PERFUMES are an inescapable part of a person's identity. A good scent can linger in the mind and work its way into a person's heart, while an unpleasant one can leave a disastrous impression on whoever happens to smell it. So choosing a perfume is an important decision, whether one is buying for oneself, or as a gift for someone else. Such an important decision can only be made comfortably only in the right ambience. Hence the décor of a perfume shop plays a vital role in the customers' shopping experience.
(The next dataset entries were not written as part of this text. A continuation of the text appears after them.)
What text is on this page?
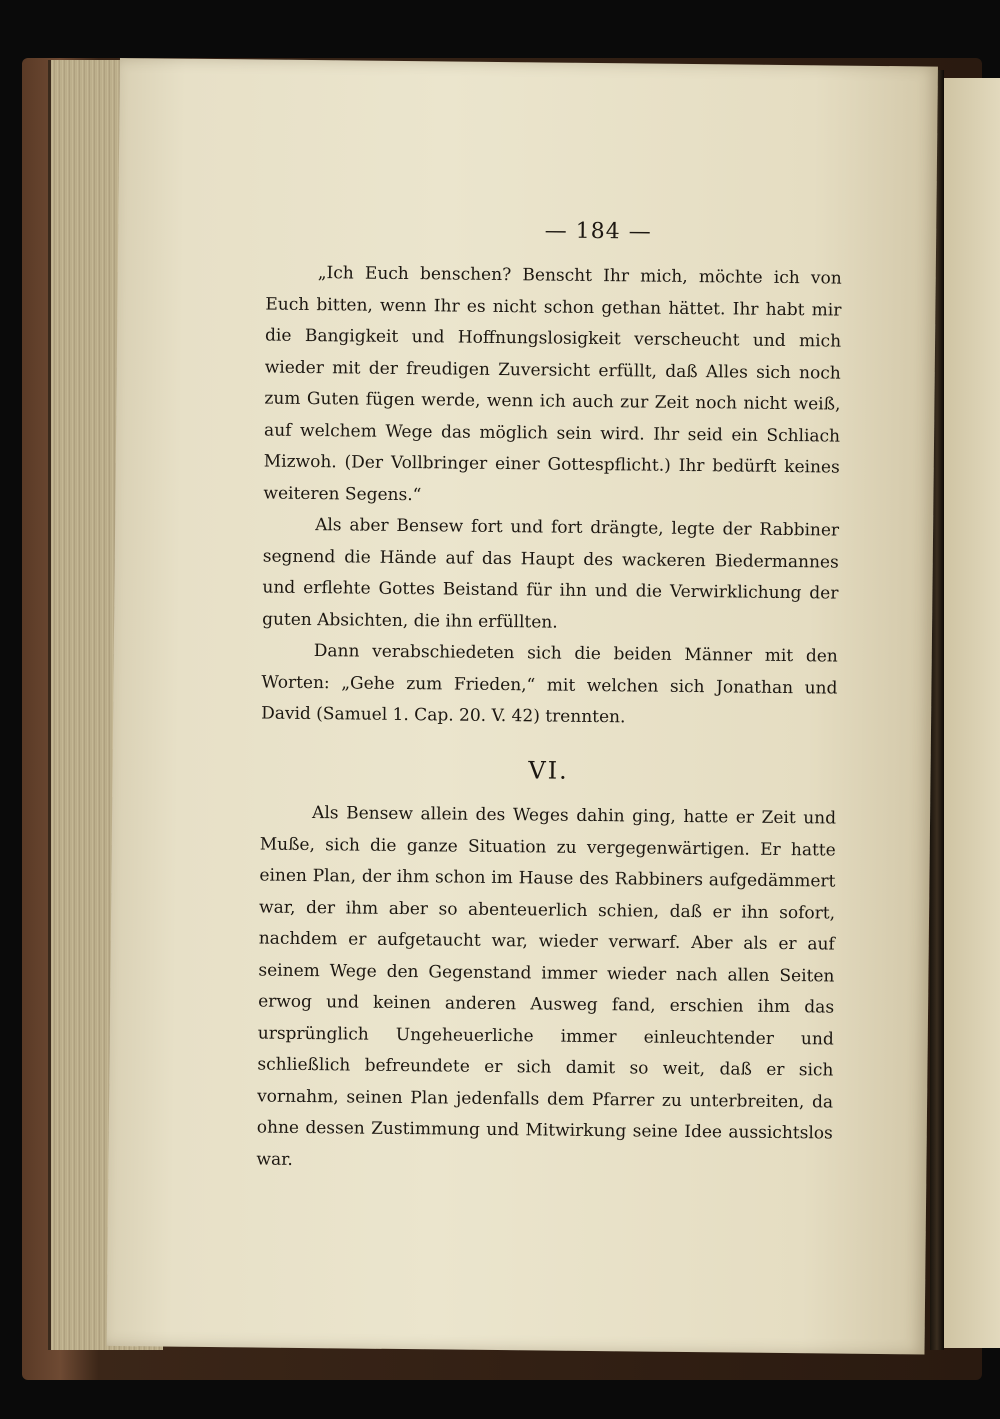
— 184 —

„Ich Euch benschen? Benscht Ihr mich, möchte ich von Euch bitten, wenn Ihr es nicht schon gethan hättet. Ihr habt mir die Bangigkeit und Hoffnungslosigkeit verscheucht und mich wieder mit der freudigen Zuversicht erfüllt, daß Alles sich noch zum Guten fügen werde, wenn ich auch zur Zeit noch nicht weiß, auf welchem Wege das möglich sein wird. Ihr seid ein Schliach Mizwoh. (Der Vollbringer einer Gottespflicht.) Ihr bedürft keines weiteren Segens.“

Als aber Bensew fort und fort drängte, legte der Rabbiner segnend die Hände auf das Haupt des wackeren Biedermannes und erflehte Gottes Beistand für ihn und die Verwirklichung der guten Absichten, die ihn erfüllten.

Dann verabschiedeten sich die beiden Männer mit den Worten: „Gehe zum Frieden,“ mit welchen sich Jonathan und David (Samuel 1. Cap. 20. V. 42) trennten.

VI.

Als Bensew allein des Weges dahin ging, hatte er Zeit und Muße, sich die ganze Situation zu vergegenwärtigen. Er hatte einen Plan, der ihm schon im Hause des Rabbiners aufgedämmert war, der ihm aber so abenteuerlich schien, daß er ihn sofort, nachdem er aufgetaucht war, wieder verwarf. Aber als er auf seinem Wege den Gegenstand immer wieder nach allen Seiten erwog und keinen anderen Ausweg fand, erschien ihm das ursprünglich Ungeheuerliche immer einleuchtender und schließlich befreundete er sich damit so weit, daß er sich vornahm, seinen Plan jedenfalls dem Pfarrer zu unterbreiten, da ohne dessen Zustimmung und Mitwirkung seine Idee aussichtslos war.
'Glamour View' is an exclusive perfume showroom located in Navana Tower, Gulshan. Measuring only 16'x12', it is very small, and space was an important concern. 2'x1Jupiter Ocera' porcelain tiles were fitted onto the entire length of the floor, excepting a star-shaped section at the centre of the floor, which was filled in, using 2'x1'coir-coloured Reunion tiles, bordered by 2" black granite. The designer made a 3-step false ceiling, using 50% particle boards, and 50% garjon wood, painted with white docu-paint. A coir-coloured, star-shaped section was created at the centre to mirror the design on the floor. Besides being attractive to look at, the false ceiling also serves to hide the air-conditioner and the electrical wiring. The set-up gave the store a dramatic appearance, and also created an illusion of space.

Even then, space was still an issue. As the main products of the shop consisted of perfumes, four-step open racks were hung from the ceiling on steel ropes, which were attached to the lower cabinets. Beautiful yellow and blue spotlights with small shades were also attached to the steel ropes, which saved unsightly wiring.

A long cabinet, made from ¾ particle board was added to the lower portion of the walls for storage purposes. Tamar Ash laminations were pasted onto the cabinet for display purposes. The designer chose a combination of colours for the cabinet drawers.

There used to be an empty wall behind the counter. Circular glass racks were fitted there in steps, with wedge-shaped racks for the corners, to make maximum usage of whatever space was available. The racks are held in place by ½ SS pipes. The walls are bordered by a crafted wood panelling made of Burma teak. Indirect defuse lights are used to brighten the racks and illuminate the panelling. Along with the fancy perfume bottles, the racks are decorated with dry flower arrangements for ornamentation.

Thus a few simple choices have helped make use of a small space to make a perfume shop where browsing for sweet scents can be comfortable as well as aesthetically pleasing.